Vient ensuite la création des toiles, sortes de patrons en tissu neutre, qui servent à tester la coupe, les proportions, le confort. « Avant de couper dans les vrais tissus, on doit vérifier que ça fonctionne dans le réel. On regarde comment ça tombe, si le mouvement est fluide, si les contraintes sont respectées. »
 
Certains costumes, notamment ceux des acrobates, frôlent le sur-mesure, tant les contraintes physiques sont spécifiques. Mais pour la majorité des artistes (jusqu’à 14 personnes sur scène, parfois remplacées en tournée), une approche en série est privilégiée, avec une gradation par taille. Cela permet d’assurer une continuité des rôles tout au long des représentations, sans refaire un costume à chaque changement de distribution.
 
Coiffes, textures et effets de crinière : l’art de l’expérimentation
 
ADN ne serait pas ADN sans ses détails visuels audacieux. Parmi eux, les coiffes dynamiques – véritables sculptures textiles conçues pour se déployer, vibrer ou flotter dans les airs. Là encore, la costumière a dû sortir des sentiers battus, en inventant des formes nouvelles, en détournant des matériaux, en testant des assemblages inédits.
 
Ces coiffes de scène s’intègrent dans une recherche plus large : comment faire vivre un costume dans l’espace aérien ? Comment créer une silhouette lisible à 40 mètres de haut, dans la pénombre, en mouvement constant ? Le moindre détail, la moindre fibre est pensé pour faire sens, pour créer du lien entre le geste, la matière et la lumière.
 
Une garde-robe conçue pour durer
 
Contrairement à une création unique pour un seul soir, les costumes d’ADN doivent vivre, voyager, être transmis et lavés, parfois dans des conditions précaires.

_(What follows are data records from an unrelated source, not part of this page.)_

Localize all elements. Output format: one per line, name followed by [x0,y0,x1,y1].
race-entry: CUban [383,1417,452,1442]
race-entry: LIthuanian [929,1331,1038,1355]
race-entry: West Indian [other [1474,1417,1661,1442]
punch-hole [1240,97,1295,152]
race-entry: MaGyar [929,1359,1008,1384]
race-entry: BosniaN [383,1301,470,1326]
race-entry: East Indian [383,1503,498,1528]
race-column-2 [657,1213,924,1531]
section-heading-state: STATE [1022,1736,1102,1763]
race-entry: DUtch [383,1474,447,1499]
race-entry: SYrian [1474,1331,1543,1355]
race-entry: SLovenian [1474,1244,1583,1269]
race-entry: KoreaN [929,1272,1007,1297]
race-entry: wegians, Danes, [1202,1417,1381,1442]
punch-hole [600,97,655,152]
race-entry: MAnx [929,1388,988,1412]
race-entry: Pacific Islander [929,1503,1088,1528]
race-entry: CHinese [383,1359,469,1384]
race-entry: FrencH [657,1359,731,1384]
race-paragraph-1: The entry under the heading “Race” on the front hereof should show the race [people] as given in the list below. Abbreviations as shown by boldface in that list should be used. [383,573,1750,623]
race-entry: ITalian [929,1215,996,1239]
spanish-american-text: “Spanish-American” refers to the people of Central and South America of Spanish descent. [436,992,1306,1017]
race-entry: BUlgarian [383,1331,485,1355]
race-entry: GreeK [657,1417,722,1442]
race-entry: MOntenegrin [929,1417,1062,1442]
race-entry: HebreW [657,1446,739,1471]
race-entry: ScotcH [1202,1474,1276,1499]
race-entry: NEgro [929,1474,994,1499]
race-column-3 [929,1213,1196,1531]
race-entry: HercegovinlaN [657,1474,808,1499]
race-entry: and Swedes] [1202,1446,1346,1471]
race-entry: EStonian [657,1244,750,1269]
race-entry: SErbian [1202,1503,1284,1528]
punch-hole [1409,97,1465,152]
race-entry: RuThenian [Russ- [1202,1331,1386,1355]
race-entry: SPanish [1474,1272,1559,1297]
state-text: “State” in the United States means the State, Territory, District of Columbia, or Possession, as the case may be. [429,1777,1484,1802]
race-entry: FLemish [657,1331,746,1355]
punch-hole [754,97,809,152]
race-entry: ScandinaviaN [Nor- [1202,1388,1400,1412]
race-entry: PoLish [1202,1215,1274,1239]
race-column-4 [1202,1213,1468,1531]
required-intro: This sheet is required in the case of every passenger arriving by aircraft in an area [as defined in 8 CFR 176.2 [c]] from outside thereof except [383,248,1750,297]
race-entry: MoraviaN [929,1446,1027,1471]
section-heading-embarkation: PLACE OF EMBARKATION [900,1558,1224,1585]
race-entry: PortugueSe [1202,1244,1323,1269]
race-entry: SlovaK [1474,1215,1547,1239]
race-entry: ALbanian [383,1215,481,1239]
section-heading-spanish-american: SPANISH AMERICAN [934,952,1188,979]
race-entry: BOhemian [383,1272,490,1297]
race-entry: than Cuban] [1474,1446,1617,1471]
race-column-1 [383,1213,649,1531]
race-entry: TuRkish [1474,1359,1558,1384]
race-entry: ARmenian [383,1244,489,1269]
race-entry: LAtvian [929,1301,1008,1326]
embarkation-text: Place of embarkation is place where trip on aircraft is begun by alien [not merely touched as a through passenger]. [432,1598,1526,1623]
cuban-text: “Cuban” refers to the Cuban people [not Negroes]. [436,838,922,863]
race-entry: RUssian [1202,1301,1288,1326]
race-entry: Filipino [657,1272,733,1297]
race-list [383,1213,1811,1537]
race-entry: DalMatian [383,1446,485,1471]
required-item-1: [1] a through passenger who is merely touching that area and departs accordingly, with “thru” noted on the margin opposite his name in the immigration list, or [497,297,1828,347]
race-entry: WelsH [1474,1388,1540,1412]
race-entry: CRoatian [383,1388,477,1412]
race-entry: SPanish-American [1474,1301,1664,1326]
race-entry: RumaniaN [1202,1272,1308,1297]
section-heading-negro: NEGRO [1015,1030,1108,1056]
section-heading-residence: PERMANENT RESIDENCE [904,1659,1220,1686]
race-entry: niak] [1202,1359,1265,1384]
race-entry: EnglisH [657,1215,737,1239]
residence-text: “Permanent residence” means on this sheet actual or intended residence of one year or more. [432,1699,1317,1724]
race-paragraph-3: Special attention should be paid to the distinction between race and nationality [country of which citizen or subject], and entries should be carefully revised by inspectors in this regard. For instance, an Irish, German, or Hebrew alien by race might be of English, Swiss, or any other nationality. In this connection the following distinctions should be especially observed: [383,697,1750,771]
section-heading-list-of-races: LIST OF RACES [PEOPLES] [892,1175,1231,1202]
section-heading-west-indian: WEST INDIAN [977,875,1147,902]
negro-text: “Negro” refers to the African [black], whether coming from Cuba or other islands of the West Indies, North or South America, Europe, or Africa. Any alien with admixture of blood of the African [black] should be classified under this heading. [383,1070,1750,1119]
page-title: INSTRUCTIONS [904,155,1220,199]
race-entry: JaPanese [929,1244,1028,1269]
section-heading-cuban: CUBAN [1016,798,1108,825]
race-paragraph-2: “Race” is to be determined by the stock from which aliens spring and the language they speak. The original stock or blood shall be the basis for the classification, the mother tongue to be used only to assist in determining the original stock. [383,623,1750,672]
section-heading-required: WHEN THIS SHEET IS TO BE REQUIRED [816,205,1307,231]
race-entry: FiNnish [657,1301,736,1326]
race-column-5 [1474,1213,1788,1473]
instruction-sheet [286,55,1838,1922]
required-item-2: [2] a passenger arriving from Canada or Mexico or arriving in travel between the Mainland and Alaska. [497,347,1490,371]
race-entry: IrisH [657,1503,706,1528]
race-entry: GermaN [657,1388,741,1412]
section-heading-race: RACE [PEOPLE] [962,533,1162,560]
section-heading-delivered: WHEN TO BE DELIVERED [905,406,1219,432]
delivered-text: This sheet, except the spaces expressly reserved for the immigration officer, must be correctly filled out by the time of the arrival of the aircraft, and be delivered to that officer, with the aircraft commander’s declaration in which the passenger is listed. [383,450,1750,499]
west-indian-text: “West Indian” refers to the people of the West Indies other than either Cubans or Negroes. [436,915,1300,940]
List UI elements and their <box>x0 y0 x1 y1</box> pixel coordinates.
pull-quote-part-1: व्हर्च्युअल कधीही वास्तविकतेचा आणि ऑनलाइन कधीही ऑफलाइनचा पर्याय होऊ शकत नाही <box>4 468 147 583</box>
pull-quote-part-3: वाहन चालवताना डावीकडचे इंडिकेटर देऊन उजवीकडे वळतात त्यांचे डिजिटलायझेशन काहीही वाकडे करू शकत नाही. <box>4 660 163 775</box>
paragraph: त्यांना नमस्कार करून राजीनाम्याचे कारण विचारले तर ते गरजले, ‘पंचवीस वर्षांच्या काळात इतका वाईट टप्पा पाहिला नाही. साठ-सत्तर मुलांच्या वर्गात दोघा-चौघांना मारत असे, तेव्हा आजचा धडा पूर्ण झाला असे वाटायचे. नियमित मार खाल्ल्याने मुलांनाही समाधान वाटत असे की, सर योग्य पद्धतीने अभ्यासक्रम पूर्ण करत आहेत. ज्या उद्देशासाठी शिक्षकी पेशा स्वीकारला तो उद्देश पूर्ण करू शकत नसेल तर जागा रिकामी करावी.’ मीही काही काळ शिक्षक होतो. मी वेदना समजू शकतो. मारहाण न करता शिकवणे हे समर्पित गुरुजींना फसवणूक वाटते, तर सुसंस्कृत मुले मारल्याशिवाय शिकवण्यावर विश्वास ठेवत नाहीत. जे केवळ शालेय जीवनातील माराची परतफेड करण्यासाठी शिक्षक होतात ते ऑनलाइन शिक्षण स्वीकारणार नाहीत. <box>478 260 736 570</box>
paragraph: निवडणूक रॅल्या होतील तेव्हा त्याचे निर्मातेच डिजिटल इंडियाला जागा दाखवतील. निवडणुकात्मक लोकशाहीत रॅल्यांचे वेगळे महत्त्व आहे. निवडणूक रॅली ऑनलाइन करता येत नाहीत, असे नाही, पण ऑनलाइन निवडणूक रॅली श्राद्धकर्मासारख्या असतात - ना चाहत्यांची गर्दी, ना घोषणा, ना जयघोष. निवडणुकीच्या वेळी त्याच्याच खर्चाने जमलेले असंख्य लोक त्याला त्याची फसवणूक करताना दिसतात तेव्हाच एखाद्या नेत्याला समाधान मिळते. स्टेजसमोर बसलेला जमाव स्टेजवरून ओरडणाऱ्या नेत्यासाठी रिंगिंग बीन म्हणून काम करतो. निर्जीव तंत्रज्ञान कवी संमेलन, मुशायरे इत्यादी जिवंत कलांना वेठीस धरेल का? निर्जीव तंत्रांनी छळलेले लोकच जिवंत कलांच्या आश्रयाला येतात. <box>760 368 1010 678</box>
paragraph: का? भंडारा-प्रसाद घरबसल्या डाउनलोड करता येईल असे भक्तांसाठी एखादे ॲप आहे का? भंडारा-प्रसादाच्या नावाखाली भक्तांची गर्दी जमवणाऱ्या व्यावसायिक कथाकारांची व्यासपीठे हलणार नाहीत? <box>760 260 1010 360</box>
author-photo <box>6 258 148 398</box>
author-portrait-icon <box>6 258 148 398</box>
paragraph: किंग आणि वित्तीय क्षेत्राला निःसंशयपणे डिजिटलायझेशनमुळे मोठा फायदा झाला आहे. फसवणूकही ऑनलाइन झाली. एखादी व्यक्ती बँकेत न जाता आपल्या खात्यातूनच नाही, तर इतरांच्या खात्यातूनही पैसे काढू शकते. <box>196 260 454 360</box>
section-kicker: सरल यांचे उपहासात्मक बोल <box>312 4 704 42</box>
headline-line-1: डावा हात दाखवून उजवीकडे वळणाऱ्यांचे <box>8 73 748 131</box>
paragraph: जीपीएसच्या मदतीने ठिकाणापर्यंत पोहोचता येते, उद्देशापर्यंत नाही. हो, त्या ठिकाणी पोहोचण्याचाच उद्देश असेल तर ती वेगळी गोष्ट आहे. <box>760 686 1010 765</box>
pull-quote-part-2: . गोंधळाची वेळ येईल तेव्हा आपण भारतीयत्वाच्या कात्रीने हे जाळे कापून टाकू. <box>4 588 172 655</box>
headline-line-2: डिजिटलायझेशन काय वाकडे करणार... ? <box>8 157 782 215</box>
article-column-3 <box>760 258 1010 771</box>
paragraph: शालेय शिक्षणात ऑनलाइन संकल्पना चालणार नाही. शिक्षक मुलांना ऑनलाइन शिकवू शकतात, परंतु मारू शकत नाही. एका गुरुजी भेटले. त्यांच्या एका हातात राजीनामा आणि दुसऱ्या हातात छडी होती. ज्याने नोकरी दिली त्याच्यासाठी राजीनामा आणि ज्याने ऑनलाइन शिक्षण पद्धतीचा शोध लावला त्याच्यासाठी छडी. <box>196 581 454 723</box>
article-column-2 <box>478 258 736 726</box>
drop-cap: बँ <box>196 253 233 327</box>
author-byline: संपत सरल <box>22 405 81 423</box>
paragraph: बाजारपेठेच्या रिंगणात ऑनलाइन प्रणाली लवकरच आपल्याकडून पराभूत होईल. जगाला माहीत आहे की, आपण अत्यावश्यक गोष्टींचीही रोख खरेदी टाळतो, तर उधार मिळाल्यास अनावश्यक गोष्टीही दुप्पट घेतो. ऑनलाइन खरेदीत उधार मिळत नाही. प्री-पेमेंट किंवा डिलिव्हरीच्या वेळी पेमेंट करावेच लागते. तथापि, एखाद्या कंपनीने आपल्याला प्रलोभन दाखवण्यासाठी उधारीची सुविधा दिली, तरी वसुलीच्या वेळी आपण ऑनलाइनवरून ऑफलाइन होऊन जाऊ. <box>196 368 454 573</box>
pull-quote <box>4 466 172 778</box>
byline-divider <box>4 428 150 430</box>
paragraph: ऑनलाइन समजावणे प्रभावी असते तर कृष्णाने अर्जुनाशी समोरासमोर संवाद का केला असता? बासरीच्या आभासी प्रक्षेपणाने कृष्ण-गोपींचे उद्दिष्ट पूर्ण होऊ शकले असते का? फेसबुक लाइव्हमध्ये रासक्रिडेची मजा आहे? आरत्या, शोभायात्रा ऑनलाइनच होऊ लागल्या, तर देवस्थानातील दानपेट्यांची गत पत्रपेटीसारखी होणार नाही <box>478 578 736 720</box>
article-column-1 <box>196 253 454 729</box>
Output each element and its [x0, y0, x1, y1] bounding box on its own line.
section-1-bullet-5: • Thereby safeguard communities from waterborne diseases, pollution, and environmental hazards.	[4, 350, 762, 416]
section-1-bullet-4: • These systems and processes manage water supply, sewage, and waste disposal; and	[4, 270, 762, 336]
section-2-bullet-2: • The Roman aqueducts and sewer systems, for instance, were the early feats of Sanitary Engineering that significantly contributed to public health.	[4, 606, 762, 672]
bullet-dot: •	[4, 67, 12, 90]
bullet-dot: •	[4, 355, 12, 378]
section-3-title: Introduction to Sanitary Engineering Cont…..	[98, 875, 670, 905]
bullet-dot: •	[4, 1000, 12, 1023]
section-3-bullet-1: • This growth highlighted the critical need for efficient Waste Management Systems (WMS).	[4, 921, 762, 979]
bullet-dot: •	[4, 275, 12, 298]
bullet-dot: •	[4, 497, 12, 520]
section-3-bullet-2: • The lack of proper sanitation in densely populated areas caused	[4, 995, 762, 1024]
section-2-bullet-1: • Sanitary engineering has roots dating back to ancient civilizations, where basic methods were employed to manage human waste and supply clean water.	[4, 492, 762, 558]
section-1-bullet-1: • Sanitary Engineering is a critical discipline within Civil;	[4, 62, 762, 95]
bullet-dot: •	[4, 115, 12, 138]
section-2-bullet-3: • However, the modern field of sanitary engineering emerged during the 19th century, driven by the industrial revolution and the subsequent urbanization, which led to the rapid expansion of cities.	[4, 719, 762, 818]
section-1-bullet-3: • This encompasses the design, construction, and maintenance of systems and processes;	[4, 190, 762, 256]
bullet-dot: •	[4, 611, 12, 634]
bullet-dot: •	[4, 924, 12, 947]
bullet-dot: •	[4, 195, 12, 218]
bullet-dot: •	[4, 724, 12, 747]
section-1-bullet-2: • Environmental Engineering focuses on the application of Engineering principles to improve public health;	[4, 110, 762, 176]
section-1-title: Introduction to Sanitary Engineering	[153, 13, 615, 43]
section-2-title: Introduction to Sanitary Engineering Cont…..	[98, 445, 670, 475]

Ils doivent résister à l’humidité, à la sueur, aux manipulations répétées, aux remplacements d’interprètes.
 
Cela implique un travail de finition très soigné, une modularité dans la conception et un choix rigoureux des matières. Les éléments sont pensés pour pouvoir être ajustés, réparés, remplacés, parfois même sans intervention directe. Un vrai défi logistique, mais aussi une manière d’ancrer le costume dans la réalité d’une troupe en tournée.
 
Une réception positive, un souffle de nouveauté
 
Si les artistes n’ont pas encore tous essayé leur costume complet au moment de l’interview, les premières réactions sont encourageantes. Le changement esthétique est visible, et c’est justement ce que recherchait l’équipe. « On sort un peu des codes visuels habituels de Transe Express. Il y a un vrai renouveau, et je crois que les artistes sont contents de porter quelque chose qui les surprend aussi. »
 
Le costume devient ici un élément narratif, mais aussi un révélateur d’émotions. Il attire, habille, protège, mais surtout amplifie la présence scénique, en harmonie avec la lumière, le son, le mouvement.
 
Créer du vivant pour du vivant
 
À travers ADN, Clothilde rappelle que le costume est bien plus qu’un habit de scène. C’est un espace technique, un outil de jeu, une peau scénographique. Il répond à des besoins multiples, parfois contradictoires, entre l’image rêvée et la réalité du corps en mouvement.
 
Dans ce spectacle suspendu, chaque fil, chaque couture, chaque choix de matière devient un acte de traduction, une manière de faire exister le corps dans l’espace, de rendre visible ce qui flotte, ce qui vibre, ce qui élève.
 
ADN, c’est aussi cela, une poésie textile au service d’un vertige partagé.